На Сэме были его старые штаны с надписью: «Крупитчатая мука». Он уверял, что эти штаны приносят ему счастье.

— Не сердитесь на меня, ребята, — сказал он, вскидывая котомку на плечо. — Нищим я сюда пришёл, нищим и ухожу. Но я не хочу больше оставаться здесь. Может быть, из-за меня и произошёл пожар.

— Незачем тебе брать на себя вину, Сэм, — сказал Том. — Нас не любят в Америке.

— Я пойду на вольный Запад, — сумрачно проговорил Сэм, — пойду к новосёлам за Миссисипи. Ищите меня в Канзасе, а может быть, у индейцев или у мексиканцев. Передайте привет старине Рипли и братьям. Они хорошие люди, но нельзя изобрести счастье. Его можно только завоевать. Помните — я жду вас, ребята!

— Масса Сэм, не уходите от нас, — жалобно сказал Эл.

— Не могу, Эл. Когда я вижу дорогу, которая тянется вдаль, меня подмывает пуститься в путь.

— Масса Сэм, а вас не подстрелят по дороге?

— Это не так легко, Эл. В лучшем случае, они могут рассчитывать на перестрелку.

Сэм пожал руки Тому и Элу и зашагал лёгкой походкой по пыльной дороге. Белый и негр долго смотрели ему вслед.

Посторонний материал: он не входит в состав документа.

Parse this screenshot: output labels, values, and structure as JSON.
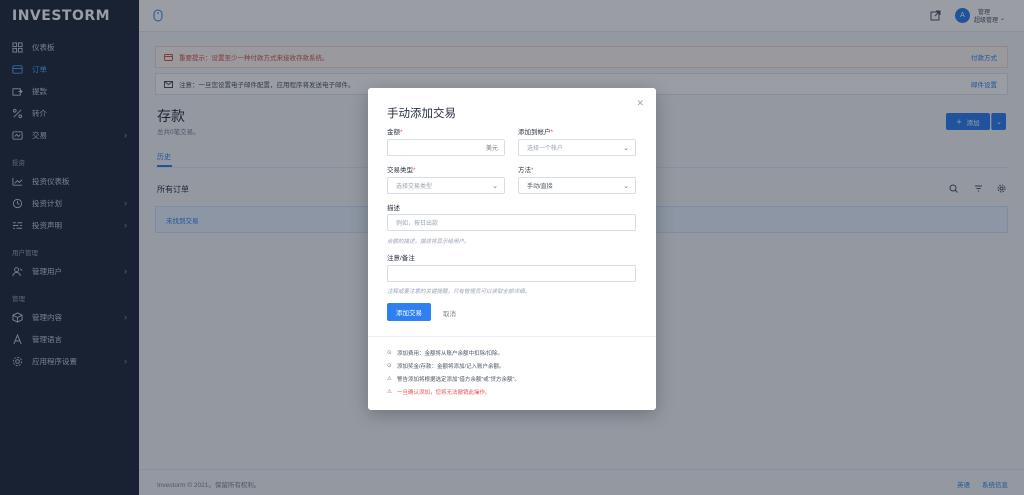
{
  "brand": "INVESTORM",
  "sidebar": {
    "items": [
      {
        "label": "仪表板",
        "icon": "dashboard-icon"
      },
      {
        "label": "订单",
        "icon": "orders-icon",
        "active": true
      },
      {
        "label": "提款",
        "icon": "withdraw-icon"
      },
      {
        "label": "转介",
        "icon": "referral-icon"
      },
      {
        "label": "交易",
        "icon": "transactions-icon",
        "has_children": true
      }
    ],
    "section_invest": "投资",
    "invest_items": [
      {
        "label": "投资仪表板",
        "icon": "invest-dashboard-icon"
      },
      {
        "label": "投资计划",
        "icon": "plan-icon",
        "has_children": true
      },
      {
        "label": "投资声明",
        "icon": "statement-icon",
        "has_children": true
      }
    ],
    "section_users": "用户管理",
    "user_items": [
      {
        "label": "管理用户",
        "icon": "users-icon",
        "has_children": true
      }
    ],
    "section_manage": "管理",
    "manage_items": [
      {
        "label": "管理内容",
        "icon": "content-icon",
        "has_children": true
      },
      {
        "label": "管理语言",
        "icon": "language-icon"
      },
      {
        "label": "应用程序设置",
        "icon": "settings-icon",
        "has_children": true
      }
    ]
  },
  "topbar": {
    "avatar_initial": "A",
    "user_name": "管理",
    "user_role": "超级管理"
  },
  "alerts": {
    "warning_text": "重要提示：设置至少一种付款方式来接收存款系统。",
    "warning_link": "付款方式",
    "note_text": "注意：一旦您设置电子邮件配置，应用程序将发送电子邮件。",
    "note_link": "邮件设置"
  },
  "page": {
    "title": "存款",
    "subtitle": "总共0笔交易。",
    "add_label": "添加",
    "tab_history": "历史",
    "orders_title": "所有订单",
    "empty_text": "未找到交易"
  },
  "footer": {
    "copyright": "Investorm © 2021。保留所有权利。",
    "language": "英语",
    "system_status": "系统信息"
  },
  "modal": {
    "title": "手动添加交易",
    "amount_label": "金额",
    "amount_suffix": "美元",
    "account_label": "添加到帐户",
    "account_placeholder": "选择一个帐户",
    "type_label": "交易类型",
    "type_placeholder": "选择交易类型",
    "method_label": "方法",
    "method_value": "手动/直接",
    "desc_label": "描述",
    "desc_placeholder": "例如，按日出款",
    "desc_hint": "余额的描述，描述将显示给用户。",
    "note_label": "注意/备注",
    "note_hint": "注释或要注意的关键提醒，只有管理员可以读取全部详细。",
    "submit_label": "添加交易",
    "cancel_label": "取消",
    "info": [
      "添加费用：金额将从账户余额中扣除/扣除。",
      "添加奖金/存款：金额将添加/记入账户余额。",
      "警告添加将根据选定添加“借方余额”或“贷方余额”。"
    ],
    "danger": "一旦确认添加，您将无法撤销此操作。"
  },
  "colors": {
    "accent": "#2e7ff0",
    "sidebar_bg": "#1f2a3d",
    "danger": "#e55353"
  }
}
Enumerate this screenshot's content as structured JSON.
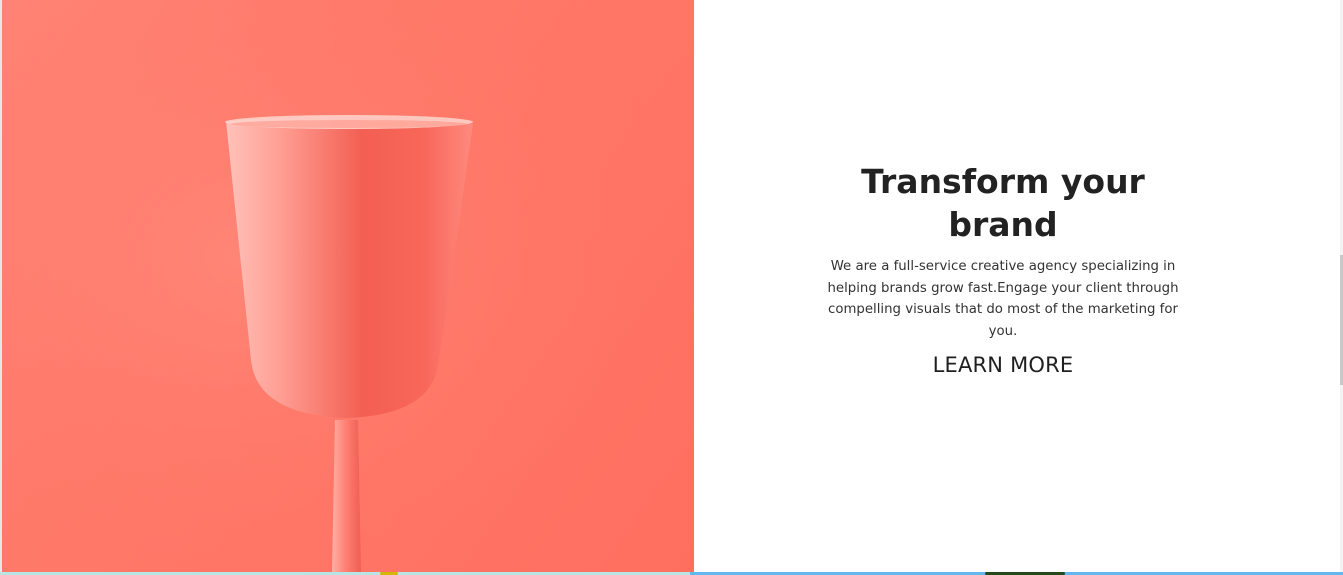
{
  "hero": {
    "title": "Transform your brand",
    "description": "We are a full-service creative agency specializing in helping brands grow fast.Engage your client through compelling visuals that do most of the marketing for you.",
    "cta_label": "LEARN MORE"
  },
  "image": {
    "subject": "pink-wine-glass-icon",
    "background_color": "#ff7565",
    "glass_color": "#ff8a80"
  },
  "colors": {
    "text": "#222222",
    "panel_background": "#ffffff",
    "bottom_strip_left": "#b8e4e4",
    "bottom_strip_right": "#63b7ee"
  }
}
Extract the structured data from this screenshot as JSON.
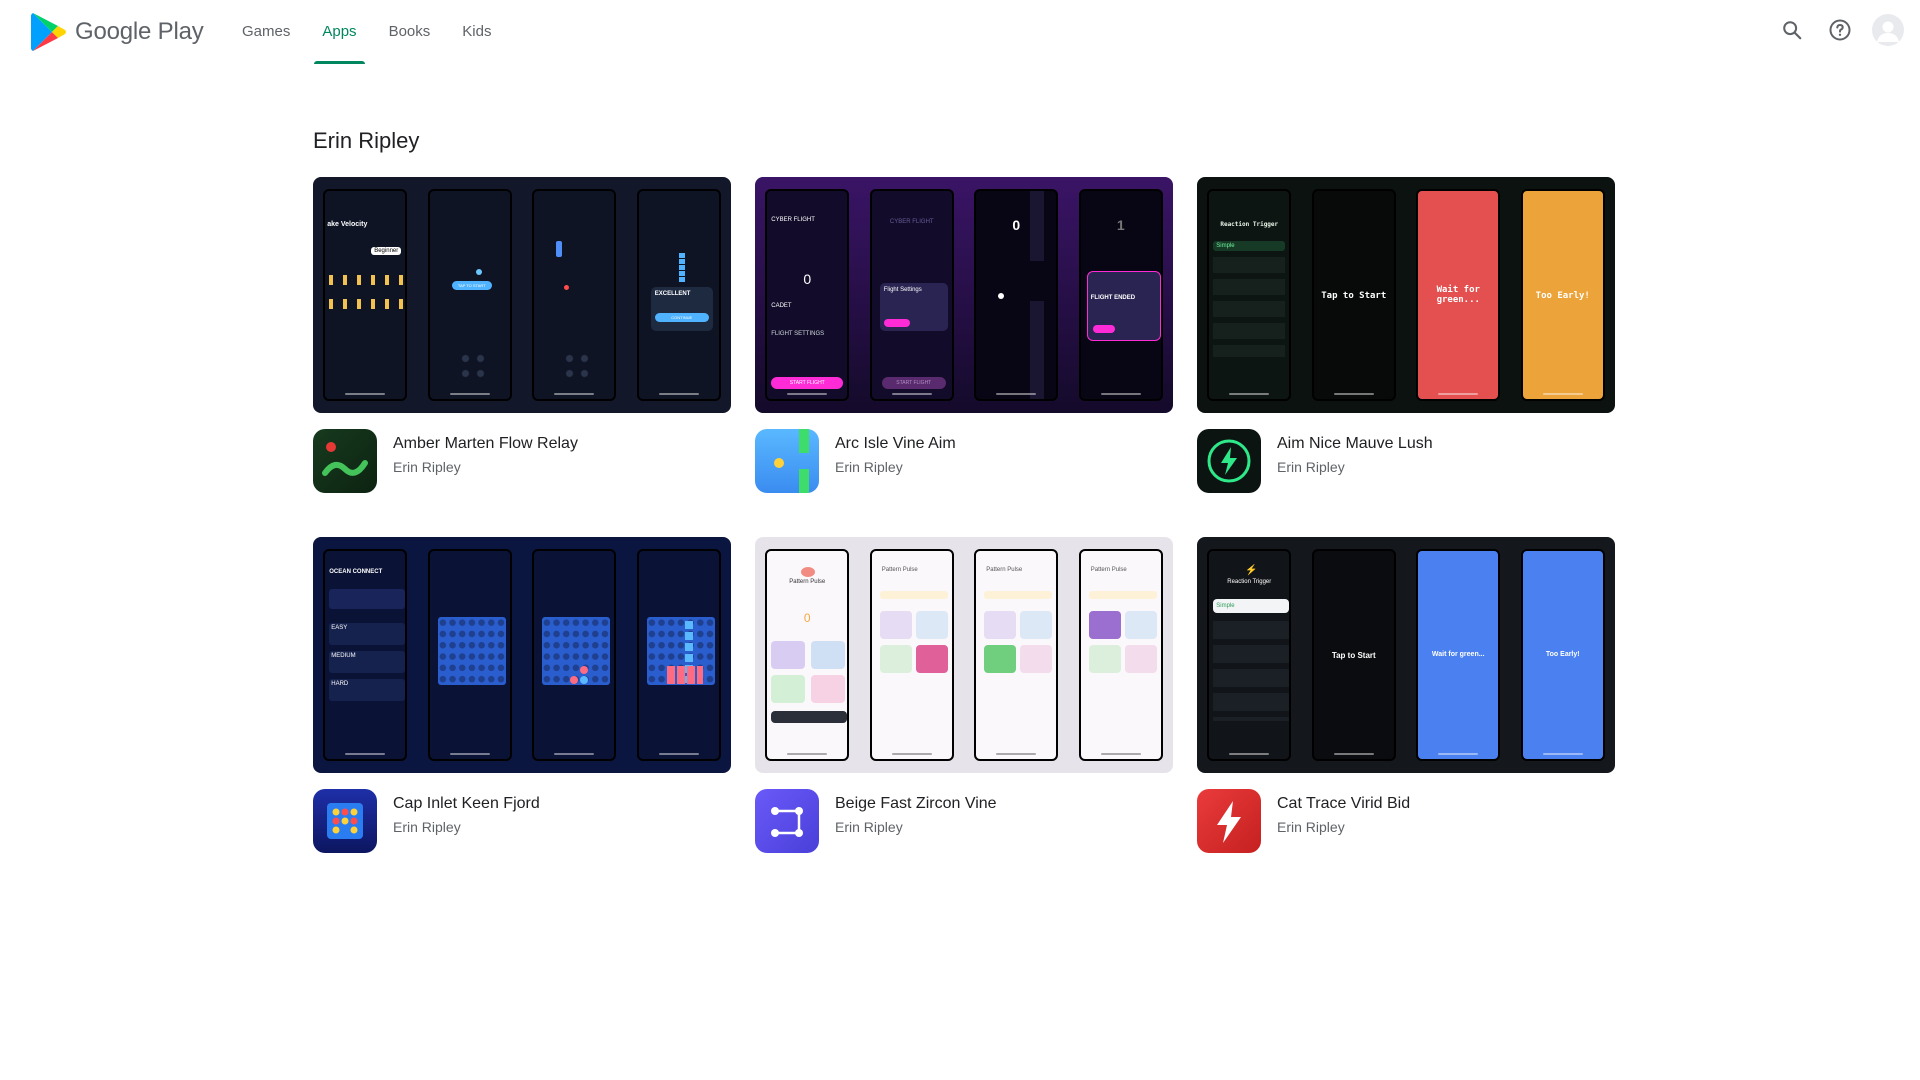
{
  "header": {
    "logo_text": "Google Play",
    "nav": [
      {
        "label": "Games",
        "active": false
      },
      {
        "label": "Apps",
        "active": true
      },
      {
        "label": "Books",
        "active": false
      },
      {
        "label": "Kids",
        "active": false
      }
    ],
    "icons": [
      "search-icon",
      "help-icon",
      "account-avatar-icon"
    ]
  },
  "developer": {
    "name": "Erin Ripley"
  },
  "apps": [
    {
      "name": "Amber Marten Flow Relay",
      "developer": "Erin Ripley",
      "icon": "snake-icon",
      "screens_bg": "#12182a",
      "screens": [
        {
          "title": "ake Velocity",
          "tag": "Beginner"
        },
        {
          "button": "TAP TO START"
        },
        {},
        {
          "title": "EXCELLENT",
          "button": "CONTINUE"
        }
      ]
    },
    {
      "name": "Arc Isle Vine Aim",
      "developer": "Erin Ripley",
      "icon": "flappy-icon",
      "screens_bg": "#2a0f4a",
      "screens": [
        {
          "title": "CYBER FLIGHT",
          "score": "0",
          "label": "CADET",
          "sub": "FLIGHT SETTINGS",
          "button": "START FLIGHT"
        },
        {
          "title": "CYBER FLIGHT",
          "sub": "Flight Settings",
          "button": "START FLIGHT"
        },
        {
          "score": "0"
        },
        {
          "score": "1",
          "title": "FLIGHT ENDED"
        }
      ]
    },
    {
      "name": "Aim Nice Mauve Lush",
      "developer": "Erin Ripley",
      "icon": "reaction-bolt-icon",
      "screens_bg": "#0b120f",
      "screens": [
        {
          "title": "Reaction Trigger",
          "label": "Simple"
        },
        {
          "title": "Tap to Start"
        },
        {
          "title": "Wait for green..."
        },
        {
          "title": "Too Early!"
        }
      ]
    },
    {
      "name": "Cap Inlet Keen Fjord",
      "developer": "Erin Ripley",
      "icon": "connect-four-icon",
      "screens_bg": "#0b1640",
      "screens": [
        {
          "title": "OCEAN CONNECT",
          "levels": [
            "EASY",
            "MEDIUM",
            "HARD"
          ]
        },
        {},
        {},
        {}
      ]
    },
    {
      "name": "Beige Fast Zircon Vine",
      "developer": "Erin Ripley",
      "icon": "pattern-icon",
      "screens_bg": "#e7e3ea",
      "screens": [
        {
          "title": "Pattern Pulse",
          "score": "0"
        },
        {
          "title": "Pattern Pulse"
        },
        {
          "title": "Pattern Pulse"
        },
        {
          "title": "Pattern Pulse"
        }
      ]
    },
    {
      "name": "Cat Trace Virid Bid",
      "developer": "Erin Ripley",
      "icon": "lightning-icon",
      "screens_bg": "#14171c",
      "screens": [
        {
          "title": "Reaction Trigger",
          "label": "Simple"
        },
        {
          "title": "Tap to Start"
        },
        {
          "title": "Wait for green..."
        },
        {
          "title": "Too Early!"
        }
      ]
    }
  ],
  "colors": {
    "accent": "#01875f",
    "text": "#202124",
    "muted": "#5f6368"
  }
}
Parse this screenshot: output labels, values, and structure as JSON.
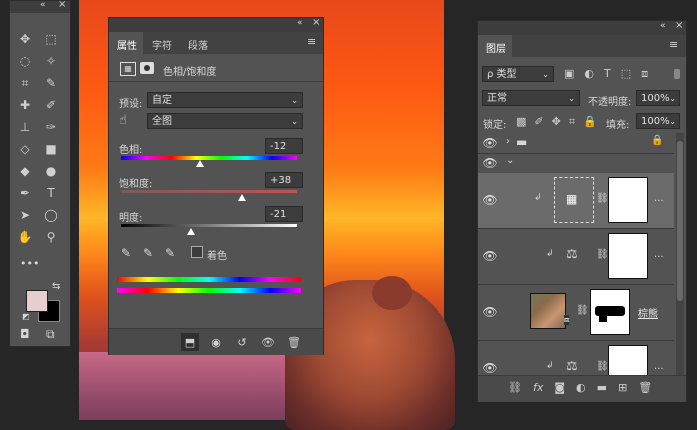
{
  "toolbar": {
    "top_arrows": "«",
    "top_close": "×",
    "extra": "•••"
  },
  "props": {
    "tabs": [
      "属性",
      "字符",
      "段落"
    ],
    "title": "色相/饱和度",
    "preset_label": "预设:",
    "preset_value": "自定",
    "range_value": "全图",
    "hue_label": "色相:",
    "hue_value": "-12",
    "sat_label": "饱和度:",
    "sat_value": "+38",
    "light_label": "明度:",
    "light_value": "-21",
    "colorize_label": "着色",
    "hue_pos": 0.45,
    "sat_pos": 0.69,
    "light_pos": 0.395
  },
  "layers": {
    "tab": "图层",
    "kind_label": "ρ 类型",
    "blend_mode": "正常",
    "opacity_label": "不透明度:",
    "opacity_value": "100%",
    "lock_label": "锁定:",
    "fill_label": "填充:",
    "fill_value": "100%",
    "layer_name": "棕熊",
    "more": "..."
  },
  "colors": {
    "foreground": "#e7cfcf",
    "background": "#000000"
  }
}
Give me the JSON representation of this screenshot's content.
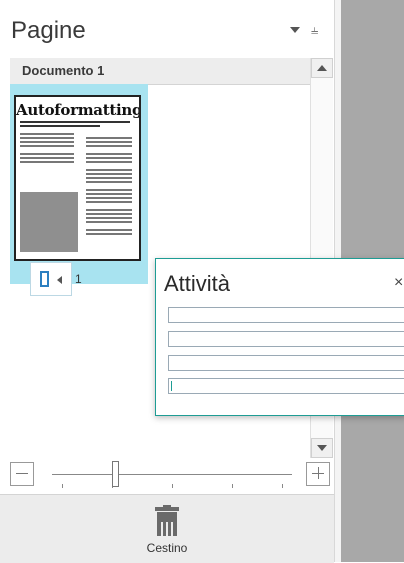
{
  "pane": {
    "title": "Pagine"
  },
  "document": {
    "group_label": "Documento 1"
  },
  "thumbnail": {
    "page_number": "1",
    "preview_heading": "Autoformatting"
  },
  "tasks": {
    "title": "Attività",
    "close_glyph": "×"
  },
  "trash": {
    "label": "Cestino"
  },
  "icons": {
    "pane_menu": "chevron-down-icon",
    "pin": "pin-icon",
    "scroll_up": "arrow-up-icon",
    "scroll_down": "arrow-down-icon",
    "page_action": "page-icon",
    "zoom_out": "minus-icon",
    "zoom_in": "plus-icon",
    "trash": "trash-icon"
  },
  "colors": {
    "selection": "#a8e3f0",
    "accent": "#1e9c94",
    "page_icon": "#2c7fc0"
  }
}
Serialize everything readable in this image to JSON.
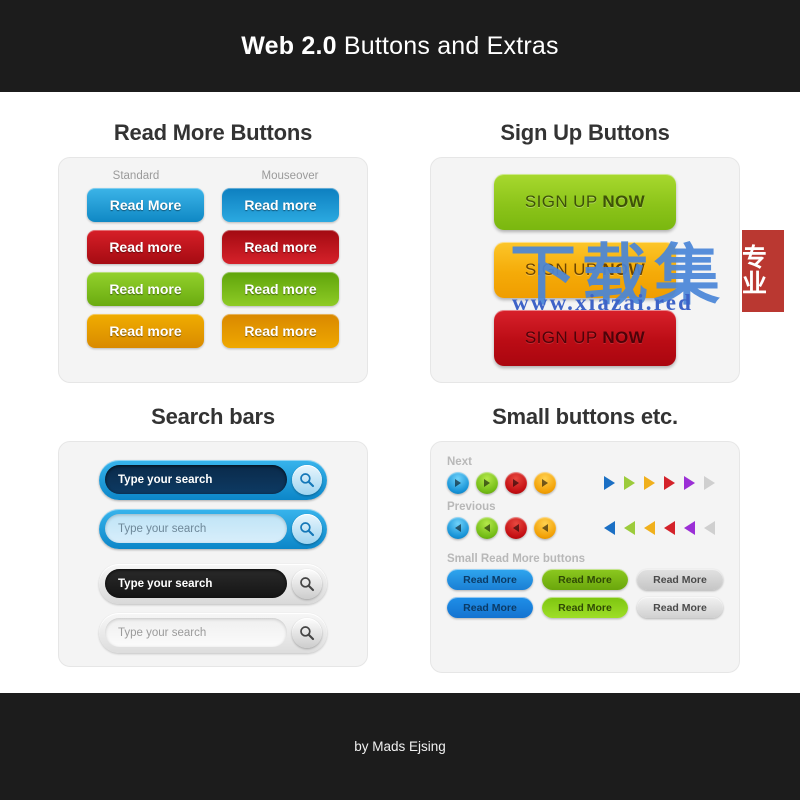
{
  "header": {
    "title_highlight": "Web 2.0",
    "title_rest": " Buttons and Extras"
  },
  "footer": {
    "credit": "by Mads Ejsing"
  },
  "read_more": {
    "section_title": "Read More Buttons",
    "columns": [
      "Standard",
      "Mouseover"
    ],
    "standard": [
      {
        "label": "Read More",
        "color": "#1f9fdc",
        "style": "rm-blue-s"
      },
      {
        "label": "Read more",
        "color": "#c5121a",
        "style": "rm-red-s"
      },
      {
        "label": "Read more",
        "color": "#7fbe1d",
        "style": "rm-green-s"
      },
      {
        "label": "Read more",
        "color": "#e49a00",
        "style": "rm-orange-s"
      }
    ],
    "mouseover": [
      {
        "label": "Read more",
        "color": "#1089c8",
        "style": "rm-blue-m"
      },
      {
        "label": "Read more",
        "color": "#b5151d",
        "style": "rm-red-m"
      },
      {
        "label": "Read more",
        "color": "#74b518",
        "style": "rm-green-m"
      },
      {
        "label": "Read more",
        "color": "#e09100",
        "style": "rm-orange-m"
      }
    ]
  },
  "sign_up": {
    "section_title": "Sign Up Buttons",
    "buttons": [
      {
        "text": "SIGN UP",
        "emphasis": "NOW",
        "color": "#8cc41a",
        "style": "su-green"
      },
      {
        "text": "SIGN UP",
        "emphasis": "NOW",
        "color": "#f5ab08",
        "style": "su-orange"
      },
      {
        "text": "SIGN UP",
        "emphasis": "NOW",
        "color": "#bb0c15",
        "style": "su-red"
      }
    ]
  },
  "watermark": {
    "chinese": "下载集",
    "url": "www.xiazai.red",
    "seal": "专业",
    "blue": "#4a86d8",
    "seal_color": "#b52a22"
  },
  "search": {
    "section_title": "Search bars",
    "bars": [
      {
        "value": "Type your search",
        "style": "sb-1",
        "icon": "search-icon",
        "icon_tone": "blue"
      },
      {
        "value": "Type your search",
        "style": "sb-2",
        "icon": "search-icon",
        "icon_tone": "blue"
      },
      {
        "value": "Type your search",
        "style": "sb-3",
        "icon": "search-icon",
        "icon_tone": "dark"
      },
      {
        "value": "Type your search",
        "style": "sb-4",
        "icon": "search-icon",
        "icon_tone": "dark"
      }
    ]
  },
  "small": {
    "section_title": "Small buttons etc.",
    "next_label": "Next",
    "previous_label": "Previous",
    "small_read_more_label": "Small Read More buttons",
    "circle_colors": [
      {
        "name": "blue",
        "hex": "#1692d6",
        "style": "c-blue"
      },
      {
        "name": "green",
        "hex": "#72bb15",
        "style": "c-green"
      },
      {
        "name": "red",
        "hex": "#c30e12",
        "style": "c-red"
      },
      {
        "name": "orange",
        "hex": "#f2a005",
        "style": "c-orange"
      }
    ],
    "triangle_colors": [
      {
        "name": "blue",
        "hex": "#1b6fc4",
        "style": "t-blue"
      },
      {
        "name": "green",
        "hex": "#9ccb3b",
        "style": "t-green"
      },
      {
        "name": "gold",
        "hex": "#f0b01c",
        "style": "t-gold"
      },
      {
        "name": "red",
        "hex": "#d4222a",
        "style": "t-red"
      },
      {
        "name": "purple",
        "hex": "#9b2fd6",
        "style": "t-purple"
      },
      {
        "name": "gray",
        "hex": "#cfcfcf",
        "style": "t-gray"
      }
    ],
    "small_read_more": [
      [
        {
          "label": "Read More",
          "style": "srm-blue-a"
        },
        {
          "label": "Read More",
          "style": "srm-green-a"
        },
        {
          "label": "Read More",
          "style": "srm-gray-a"
        }
      ],
      [
        {
          "label": "Read More",
          "style": "srm-blue-b"
        },
        {
          "label": "Read More",
          "style": "srm-green-b"
        },
        {
          "label": "Read More",
          "style": "srm-gray-b"
        }
      ]
    ]
  }
}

— Сэм хороший парень, — сказал Эл. — Он похож на моего брата Дэви.

— У тебя есть брат?

— Есть. Он был рабом, но теперь он свободный.;

— Его отпустили?

— Нет. Он бежал с плантации в горы Мэриленда. У него ружьё. Он такой же храбрый, как масса Сэм.

— У меня тоже есть друг, — сказал Том, — но тот не с ружьём. Тот с книгой. И его тоже постоянно тянет в путь, только по другой дороге: в Вашингтон.

— Кто это, масса Том?

— Его зовут Эйб Линкольн. Он член конгресса.

— Ваш друг в конгрессе? О, масса Том, он поможет вам!

Том покачал головой.

— Эйб слишком честен. Для меня он просто старина Эйб из Иллинойса, и больше ничего. Может быть, мы когда-нибудь увидимся с ним.

Фигурка Сэма вдали становилась всё меньше и меньше. Вот он перешёл через мост, вот он обогнул холм и исчез, словно растворился в сиянии утреннего солнца.

Сэм Грегори ушёл делать жизнь. Пойдём и мы за ним.